5. Orientierung auf Behandlungsergebnisse und Patientenbedürfnisse
Die Steuerung in der Gesundheitsversorgung erfolgt derzeit vorwiegend über eine Kontrollbürokratie, die sich an Zahlen, Listen, Personalplänen und Strukturvorgaben abarbeitet. All diese Vorgaben sollen die Behandlungsergebnisse verbessern und so den Patientenbedürfnissen dienen. Aber statt eines solchen bürokratischen Aufwands, der allenfalls indirekt diesen Zielen dient, zugleich aber Innovationen hemmt, wäre es aus Sicht des Wirtschaftsrats sinnvoller, die Behandlungsergebnisse direkt als Qualitätsindikator heranzuziehen und die Patientenbedürfnisse von den Betroffenen selbst zu erheben. Der Medizinische Dienst hat sich zu einer umfangreichen Organisation entwickelt, die die Einhaltung von Vorgaben überprüft und damit den Kostenträgern zur Ausgabenkontrolle dient. Bei einer Neuorientierung auf die Behandlungsergebnisse ließen sich die Ziele mit weniger Aufwand überprüfen.

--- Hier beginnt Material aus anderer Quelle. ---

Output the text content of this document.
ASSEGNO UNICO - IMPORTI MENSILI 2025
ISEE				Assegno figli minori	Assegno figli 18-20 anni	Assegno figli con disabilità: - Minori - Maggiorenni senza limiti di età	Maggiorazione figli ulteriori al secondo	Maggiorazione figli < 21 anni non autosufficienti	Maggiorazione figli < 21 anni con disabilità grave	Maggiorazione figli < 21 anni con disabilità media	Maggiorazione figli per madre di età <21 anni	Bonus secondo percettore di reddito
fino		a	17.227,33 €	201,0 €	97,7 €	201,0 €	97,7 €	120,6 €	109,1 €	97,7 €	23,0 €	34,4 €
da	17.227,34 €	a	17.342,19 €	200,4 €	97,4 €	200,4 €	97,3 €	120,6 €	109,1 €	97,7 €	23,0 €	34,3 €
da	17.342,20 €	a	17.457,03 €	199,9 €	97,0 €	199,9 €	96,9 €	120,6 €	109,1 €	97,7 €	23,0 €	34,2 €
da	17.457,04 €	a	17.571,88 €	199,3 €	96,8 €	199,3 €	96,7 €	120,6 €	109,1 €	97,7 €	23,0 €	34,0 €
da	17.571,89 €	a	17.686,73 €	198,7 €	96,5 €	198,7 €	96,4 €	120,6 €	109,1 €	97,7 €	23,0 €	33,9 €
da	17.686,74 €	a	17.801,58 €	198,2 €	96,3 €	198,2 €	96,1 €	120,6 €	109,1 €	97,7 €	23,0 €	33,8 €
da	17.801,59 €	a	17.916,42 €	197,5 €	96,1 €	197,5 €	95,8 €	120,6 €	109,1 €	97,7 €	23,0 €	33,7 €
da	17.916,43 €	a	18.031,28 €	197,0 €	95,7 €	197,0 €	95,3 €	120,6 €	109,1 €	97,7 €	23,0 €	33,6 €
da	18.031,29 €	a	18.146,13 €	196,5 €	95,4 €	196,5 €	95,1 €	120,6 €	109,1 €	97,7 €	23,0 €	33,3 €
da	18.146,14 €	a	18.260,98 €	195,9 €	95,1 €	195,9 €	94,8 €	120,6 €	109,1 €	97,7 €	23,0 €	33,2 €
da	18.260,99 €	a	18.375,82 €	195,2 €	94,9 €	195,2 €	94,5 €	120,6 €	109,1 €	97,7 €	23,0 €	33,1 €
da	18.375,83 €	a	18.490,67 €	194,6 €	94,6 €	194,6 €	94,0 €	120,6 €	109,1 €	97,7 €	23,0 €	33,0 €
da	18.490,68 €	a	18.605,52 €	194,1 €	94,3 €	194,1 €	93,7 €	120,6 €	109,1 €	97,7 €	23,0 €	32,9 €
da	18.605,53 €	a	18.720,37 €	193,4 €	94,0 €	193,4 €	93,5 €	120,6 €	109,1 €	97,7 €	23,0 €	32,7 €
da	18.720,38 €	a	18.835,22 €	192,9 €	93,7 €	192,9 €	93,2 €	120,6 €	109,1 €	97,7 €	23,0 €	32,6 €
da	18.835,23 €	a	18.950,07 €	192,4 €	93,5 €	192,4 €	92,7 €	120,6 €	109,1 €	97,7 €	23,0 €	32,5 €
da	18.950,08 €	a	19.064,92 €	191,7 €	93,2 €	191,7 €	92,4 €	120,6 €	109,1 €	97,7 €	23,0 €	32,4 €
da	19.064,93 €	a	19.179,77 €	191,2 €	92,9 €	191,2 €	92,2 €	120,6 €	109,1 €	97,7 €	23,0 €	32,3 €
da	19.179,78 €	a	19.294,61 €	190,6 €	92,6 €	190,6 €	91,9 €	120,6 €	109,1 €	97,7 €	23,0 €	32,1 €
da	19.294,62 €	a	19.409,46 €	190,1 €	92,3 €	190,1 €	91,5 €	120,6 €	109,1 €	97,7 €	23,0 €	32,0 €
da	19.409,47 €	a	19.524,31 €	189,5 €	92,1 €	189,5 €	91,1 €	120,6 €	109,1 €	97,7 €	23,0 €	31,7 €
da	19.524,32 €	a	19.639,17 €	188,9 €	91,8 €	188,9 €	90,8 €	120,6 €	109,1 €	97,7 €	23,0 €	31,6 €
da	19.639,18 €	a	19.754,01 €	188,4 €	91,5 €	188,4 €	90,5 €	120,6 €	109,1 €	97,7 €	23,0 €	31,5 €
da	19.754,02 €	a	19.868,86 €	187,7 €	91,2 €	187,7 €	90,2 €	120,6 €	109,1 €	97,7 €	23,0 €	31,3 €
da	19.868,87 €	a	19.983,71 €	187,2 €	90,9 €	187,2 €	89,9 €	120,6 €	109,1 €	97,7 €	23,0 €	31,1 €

6. Digitalisierung & innovative Versorgungskonzepte mit Anreizen zur Gesunderhaltung
Viele Strukturen und Prozesse in der Gesundheitsversorgung basieren auf einer historischen Entwicklung und damaligen Voraussetzungen. „Die Digitalisierung bietet uns heute die Chance, viel einfacher und schneller zu kommunizieren, Informationen einzuholen, zu verbreiten und Daten so aufzuarbeiten, dass die Prozesse besser werden“, erklärt Joachim Gemmel. „So können nicht nur die Bedürfnisse von Patienten leicht erhoben werden, sondern sie lassen sich auch zur Aufklärung über einen gesundheitsbewussten Lebensstil besser erreichen.“ Auch Vorsorgeuntersuchungsangebote und Erinnerungen können individuell angepasst leicht kommuniziert werden. „Im aktuellen Konzept entfallen die Aufgaben in der Gesundheitsversorgung auf unterschiedliche Beteiligte, von denen außer für die Krankenkassen praktisch kein Anreiz zur Prävention und Gesunderhaltung besteht – selbst die Mehrzahl der Versicherten hat hier eine Vollkaskomentalität“, beklagt Thies Goldberg, „die im internationalen Vergleich hohe Zahl an Arztkontakten belegt das deutlich.“ Hier plädiert der Wirtschaftsrat für Modellversuche mit regionalen Budgets. Bestünde die Option, durch eine im Schnitt gesündere Bevölkerung höhere Erlöse zu erzielen bzw. für die Versicherten geringere Beiträge zahlen zu müssen, wäre Gesundheit das Ziel. „Natürlich lassen sich Krankheiten nicht komplett vermeiden, aber auch eine Früherkennung mit geringerem Therapieaufwand und besseren Behandlungsergebnissen würde durch ein solches Anreizsystem eine ganz eigene, positive Dynamik entfalten“, sagt Joachim Gemmel. „Wir haben heute Möglichkeiten, die Gesundheitsversorgung ganz anders und vor allem viel besser zu organisieren, die den meisten Menschen überhaupt nicht bewusst sind“, so Gemmel. Vom Neustart von Bundesregierung und Hamburger Senat erhofft sich der Wirtschaftsrat daher weitere Impulse, um nicht nur die dringendsten Probleme zu lösen, sondern die medizinische Versorgung nachhaltig sicherzustellen.